Cloud versus traditional hosting

If you have any previous experience with website hosting, which I'll refer to as traditional hosting, you're probably pretty familiar with the process of using FTP to upload your web files to your hosting provider. With traditional web hosting, service providers typically offer shared space to every user, each configured with their own public folder that houses the web files. In a scenario like this, every customer hosts the same kind of website, and their files are all stored and served from a single web server.

Traditional web hosting is fairly inexpensive because a single web server can host literally hundreds, if not thousands, of individual websites. Scaling is typically a problem with traditional hosting because if your website demanded more power, it would need to be moved to another server (with more hardware) and could experience potential downtime during this move. As a side effect, if a website on the same server as your own is being particularly demanding of the hardware, every site on that server could suffer.

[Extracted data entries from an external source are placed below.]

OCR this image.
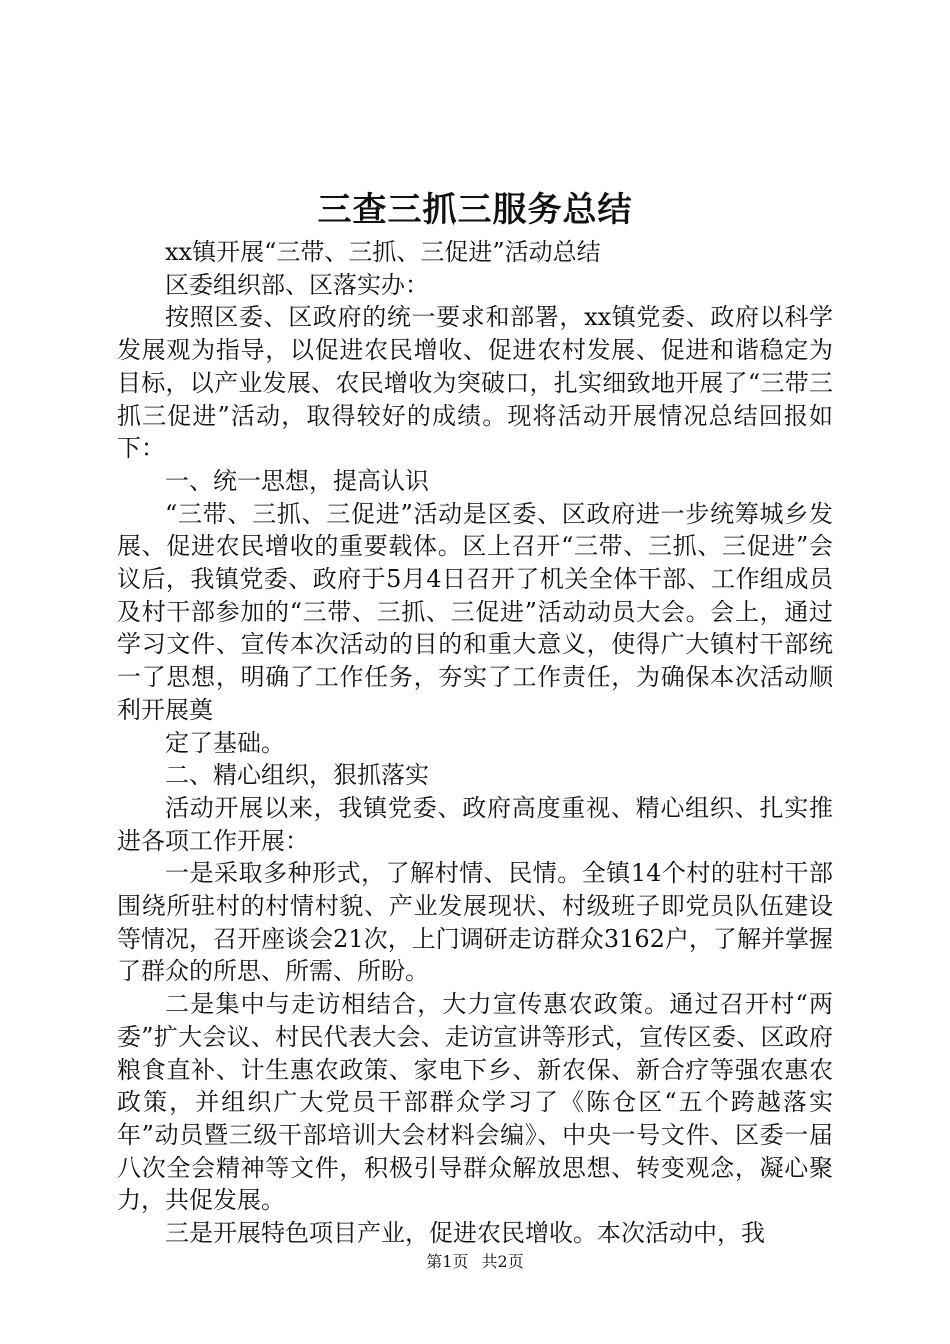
三查三抓三服务总结

xx镇开展“三带、三抓、三促进”活动总结

区委组织部、区落实办：

按照区委、区政府的统一要求和部署，xx镇党委、政府以科学发展观为指导，以促进农民增收、促进农村发展、促进和谐稳定为目标，以产业发展、农民增收为突破口，扎实细致地开展了“三带三抓三促进”活动，取得较好的成绩。现将活动开展情况总结回报如下：

一、统一思想，提高认识

“三带、三抓、三促进”活动是区委、区政府进一步统筹城乡发展、促进农民增收的重要载体。区上召开“三带、三抓、三促进”会议后，我镇党委、政府于5月4日召开了机关全体干部、工作组成员及村干部参加的“三带、三抓、三促进”活动动员大会。会上，通过学习文件、宣传本次活动的目的和重大意义，使得广大镇村干部统一了思想，明确了工作任务，夯实了工作责任，为确保本次活动顺利开展奠

定了基础。

二、精心组织，狠抓落实

活动开展以来，我镇党委、政府高度重视、精心组织、扎实推进各项工作开展：

一是采取多种形式，了解村情、民情。全镇14个村的驻村干部围绕所驻村的村情村貌、产业发展现状、村级班子即党员队伍建设等情况，召开座谈会21次，上门调研走访群众3162户，了解并掌握了群众的所思、所需、所盼。

二是集中与走访相结合，大力宣传惠农政策。通过召开村“两委”扩大会议、村民代表大会、走访宣讲等形式，宣传区委、区政府粮食直补、计生惠农政策、家电下乡、新农保、新合疗等强农惠农政策，并组织广大党员干部群众学习了《陈仓区“五个跨越落实年”动员暨三级干部培训大会材料会编》、中央一号文件、区委一届八次全会精神等文件，积极引导群众解放思想、转变观念，凝心聚力，共促发展。

三是开展特色项目产业，促进农民增收。本次活动中，我

第1页 共2页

With cloud-based hosting, every instance of a website or service is hosted on its own Virtual Private Server (VPS). When a customer uploads a copy of their website, that website is running in its own isolated environment, and the environment is specifically designed to run only that website. Virtual private servers are instances of a server, typically all running simultaneously on the same hardware. Due to its isolated nature, a VPS scales very well because settings simply need to be changed for hardware allocation, and the server restarts. If your VPS is hosted on the same hardware as others, and they are experiencing high-volume spikes, your website will not suffer because of the isolated nature of the VPS.